The next day, the crooks notice Willis next door and soon realise that they are at the wrong house. Norman uses this event to his advantage, offering his help. He moves a jukebox from the wall and opens a door into a secret room full of contraband and weapons. He proposes a deal - they join forces and launch an assault next door to take the money by force. Lyle is not happy, but Marvin agrees, and Norman takes charge.

After a failed attempt at taking the house by force, Norman suggests that their existing hole be turned into a tunnel to next door, while Jessie and Willis continue digging. Not long after, Lyle and Harry break through in their tunnel but come up instead in Jessie's swimming pool, with the water coming back through into the basement. Peedi, still handcuffed to a chair, is released by Harry with a hacksaw before the room becomes completely flooded. Norman is nowhere to be seen. A suspicious neighbor has already called the police, and Marvin and Lyle attempt to escape via the front door with Lyle disguised as a woman.

After coming out of their front door with their hands up, Willis and Jessie realise that the police are only interested in the events next door, but Jessie's real estate agent Marty has noticed their suspicious behavior. Norman, emerges from Jessie's empty swimming pool in full scuba gear. Harry gives himself up to the police, while Lyle and Marvin's disguise is blown and they are arrested. Willis and Jessie find the money, but Norman and Marty both separately try to steal it from them. Jessie's young neighbor Swan knocks Marty out and the trio escape out the front door. The money is found to have gone to mush and therefore is completely useless. Norman and Marty are arrested by the police.

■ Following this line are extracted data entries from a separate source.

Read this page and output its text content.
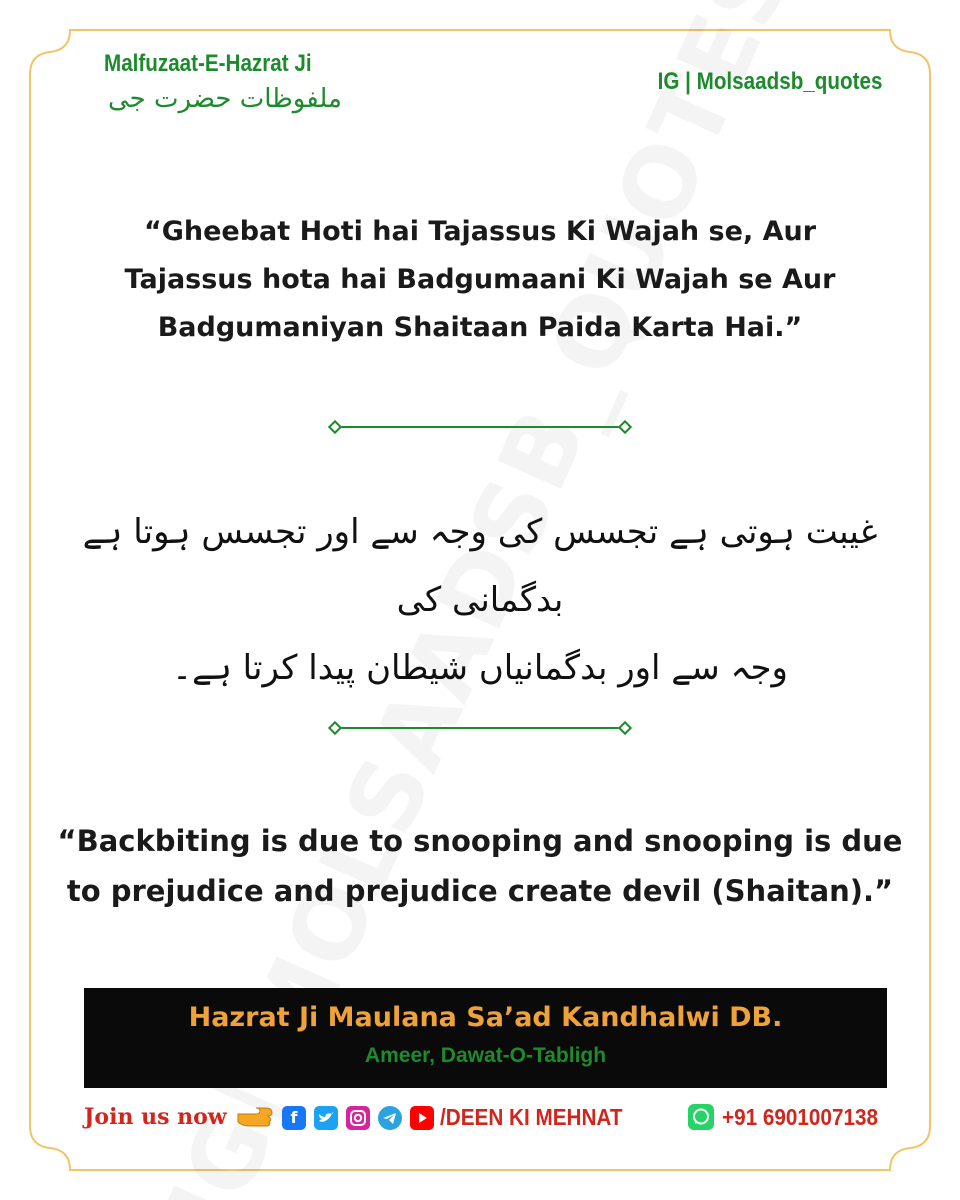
Malfuzaat-E-Hazrat Ji
ملفوظات حضرت جی
IG | Molsaadsb_quotes
“Gheebat Hoti hai Tajassus Ki Wajah se, Aur
Tajassus hota hai Badgumaani Ki Wajah se Aur
Badgumaniyan Shaitaan Paida Karta Hai.”
غیبت ہوتی ہے تجسس کی وجہ سے اور تجسس ہوتا ہے بدگمانی کی
وجہ سے اور بدگمانیاں شیطان پیدا کرتا ہے۔
“Backbiting is due to snooping and snooping is due
to prejudice and prejudice create devil (Shaitan).”
Hazrat Ji Maulana Sa’ad Kandhalwi DB.
Ameer, Dawat-O-Tabligh
Join us now	f	/DEEN KI MEHNAT	+91 6901007138
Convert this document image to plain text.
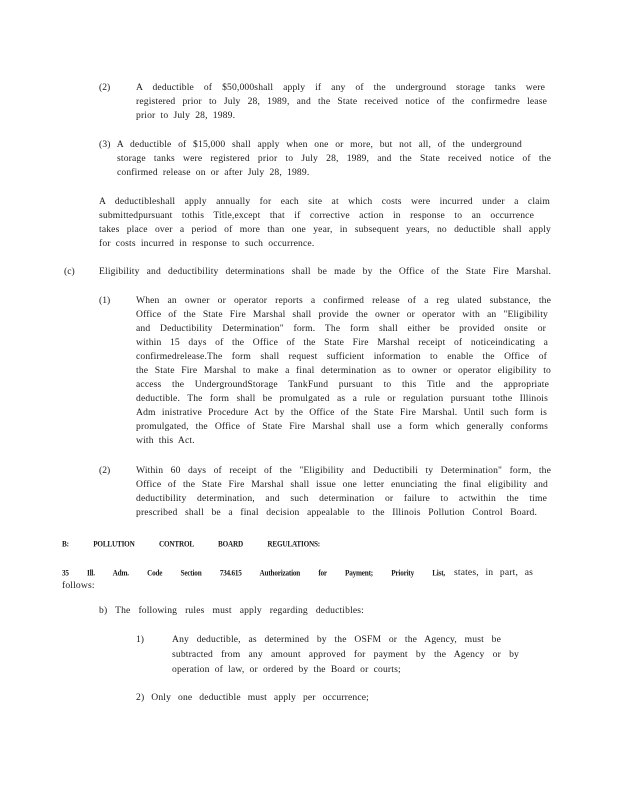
(2)	A deductible of $50,000shall apply if any of the underground storage tanks were
registered prior to July 28, 1989, and the State received notice of the confirmedre lease
prior to July 28, 1989.
(3) A deductible of $15,000 shall apply when one or more, but not all, of the underground
storage tanks were registered prior to July 28, 1989, and the State received notice of the
confirmed release on or after July 28, 1989.
A deductibleshall apply annually for each site at which costs were incurred under a claim
submittedpursuant tothis Title,except that if corrective action in response to an occurrence
takes place over a period of more than one year, in subsequent years, no deductible shall apply
for costs incurred in response to such occurrence.
(c)	Eligibility and deductibility determinations shall be made by the Office of the State Fire Marshal.
(1)	When an owner or operator reports a confirmed release of a reg ulated substance, the
Office of the State Fire Marshal shall provide the owner or operator with an "Eligibility
and Deductibility Determination" form. The form shall either be provided onsite or
within 15 days of the Office of the State Fire Marshal receipt of noticeindicating a
confirmedrelease.The form shall request sufficient information to enable the Office of
the State Fire Marshal to make a final determination as to owner or operator eligibility to
access the UndergroundStorage TankFund pursuant to this Title and the appropriate
deductible. The form shall be promulgated as a rule or regulation pursuant tothe Illinois
Adm inistrative Procedure Act by the Office of the State Fire Marshal. Until such form is
promulgated, the Office of State Fire Marshal shall use a form which generally conforms
with this Act.
(2)	Within 60 days of receipt of the "Eligibility and Deductibili ty Determination" form, the
Office of the State Fire Marshal shall issue one letter enunciating the final eligibility and
deductibility determination, and such determination or failure to actwithin the time
prescribed shall be a final decision appealable to the Illinois Pollution Control Board.
B: POLLUTION CONTROL BOARD REGULATIONS:
35 Ill. Adm. Code Section 734.615 Authorization for Payment; Priority List, states, in part, as
follows:
b) The following rules must apply regarding deductibles:
1)	Any deductible, as determined by the OSFM or the Agency, must be
subtracted from any amount approved for payment by the Agency or by
operation of law, or ordered by the Board or courts;
2) Only one deductible must apply per occurrence;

Later, as they sit in the hole in the basement and realize their true love for each other, Willis and Jessie notice a large bag of hidden gold coins. They drive away together to fulfil his bargain to give half of the money to the mysterious Louise.

==Main cast==
- Jeff Daniels as Willis Embry, a psychologist who works in a New Jersey prison who is told the secret location of $8.5 million buried under the basement of a house in Cherry Hill.
- Catherine O'Hara as Jessie Lodge, a divorcee who lives at 7322 Pleasant Street, Cherry Hill and strikes an agreement with Willis to find the money hidden under her basement.
- Hector Elizondo as Norman Rutledge, who lives at number 7320 Pleasant Street and is taken hostage by the escapees.
- Rhea Perlman as Lydia Nunn, a successful author who, with her husband Jeffrey, is constantly looking out her window at the comings and goings in the neighborhood.
- Judith Ivey as Peedi Rutledge, the long-suffering wife of Norm Rutledge.
- Harris Yulin as Marvin Boyd, a psychotic who breaks Lyle and Harry out of prison and spearheads the attempt at finding the loot.
- Jonathan Banks as Handsome Harry, the most sympathetic criminal who falls in love with Peedi while holding her and Norman hostage.
- Dabney Coleman as Jeffrey Babitt, Lydia's husband and step-father to her daughter Swan, who despises him.
- Chazz Palminteri as Lyle Corrente, the inmate who overhears the conversation about the $8.5 million.
- Richard Portnow as Marty Rollins, a real estate agent trying to sell Jessie's house, and is receiving help as a sexaholic.
- Jeremy Piven as Albert Lodge, the estranged husband of Jessie Lodge.
- Heidi Zeigler as Swan Babitt, the daughter of Lydia Nunn.
- William Morgan Sheppard as Trick Bissell, the convict who tells Willis about the money.

==Production==
The film marked the directorial debut of screenwriter Bill Phillips.

===Music===
This film contains the Crowded House song "It's Only Natural", and the Tom Cochrane song "Life Is a Highway". The score was composed by David Bell.

==Critical and commercial performance==
The film was not a commercial success. According to movie stats website The Numbers, the total US box office gross was a mere $11,000.

As of 16 May 2022, 1,200 individual users of IMDb had given this film a weighted average rating of 5.7.

==Home video==
The film was released on VHS in most territories, and has not been made officially available on DVD in the USA (region 1) or the UK (region 2), although there are region 0 discs that are available.